La lluvia siempre nos brinda otra mirada distinta sobre las cosas. Quién no recuerda, de niño, cómo descubrió en un cristal carreras entre las gotas y apostó por alguna de ellas.
La lluvia en Málaga, además de grandes charcos, regala cambios de color. Las fachadas enfoscadas toman colores más profundos y las construidas en piedra parecen ganar luz. Mientras, si al caminar por el centro, miramos de cuando en cuando al suelo, registraremos un festival de colores entre mármoles y travertinos, una vez se han lavado bien las aceras.
Llueve en Málaga y te pilla por sorpresa. Pero es que además llueve "de lado" y no hay más remedio que arrimarse a las fachadas. Si nos sucede esto saliendo de la Marina hacia el Este, al buscar una pared para abrigarnos nos toparemos con una de las calles más desconocidas de Málaga.
Es una calle que nació desde el puerto y ha quedado huérfana de agua. Recorriéndola a su largo, dibujamos una línea que al parecer trazaron para abrigar barcas. A mitad de la calle podemos parar junto a un árbol que ha sobrevivido tras los nuevos acerados. Ese es buen punto para contemplar una fachada que se atraviesa a nuestro paso, un palacio neoclásico con el que Carlos III y la Ilustración elevaron de categoría al puerto y a Málaga.
Entonces allí, junto a un singular palo borracho, si la lluvia nos deja alzar la mirada, quizás descubramos un color nuevo que se quiere sumar al de nuestro colorido casco histórico. Es un brillo metálico que viste el remate de un viejo edificio, de un palacio que quedó descoronado. En muchas capitales de Europa se visten de metal las cubiertas de sus palacios.
Ese color nuevo sobre un edificio antiguo es aluminio. Y lleva grabado, pieza a pieza, un paisaje desde Gibralfaro, para vestir la nueva cubierta de un edificio del XVIII, ahora, en el XXI. Es una recomposición culta, es una respuesta alegre para un palacio cariacontecido.

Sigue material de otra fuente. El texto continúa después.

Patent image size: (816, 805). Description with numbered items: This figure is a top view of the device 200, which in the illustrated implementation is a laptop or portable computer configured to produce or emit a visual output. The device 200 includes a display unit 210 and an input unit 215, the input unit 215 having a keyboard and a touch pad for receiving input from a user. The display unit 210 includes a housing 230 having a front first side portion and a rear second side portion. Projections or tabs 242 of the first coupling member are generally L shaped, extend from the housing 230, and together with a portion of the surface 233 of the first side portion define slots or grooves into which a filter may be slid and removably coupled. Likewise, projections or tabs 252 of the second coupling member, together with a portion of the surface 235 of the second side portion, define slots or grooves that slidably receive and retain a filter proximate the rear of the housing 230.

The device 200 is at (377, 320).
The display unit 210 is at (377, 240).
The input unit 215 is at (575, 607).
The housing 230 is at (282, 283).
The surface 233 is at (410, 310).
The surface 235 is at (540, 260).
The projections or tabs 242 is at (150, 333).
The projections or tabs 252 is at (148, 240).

Es un color que en días nublados varía entre los grises azulados y blancos que entonan las nubes, y con la lluvia toma brillo y a veces parece plata. Es un color entre sardina y metálico sobre un palacio, homenaje de unos arquitectos a la cultura de esta tierra y decidida apuesta de muchos: políticos, técnicos y amigos de la Aduana para el futuro de nuestra ciudad.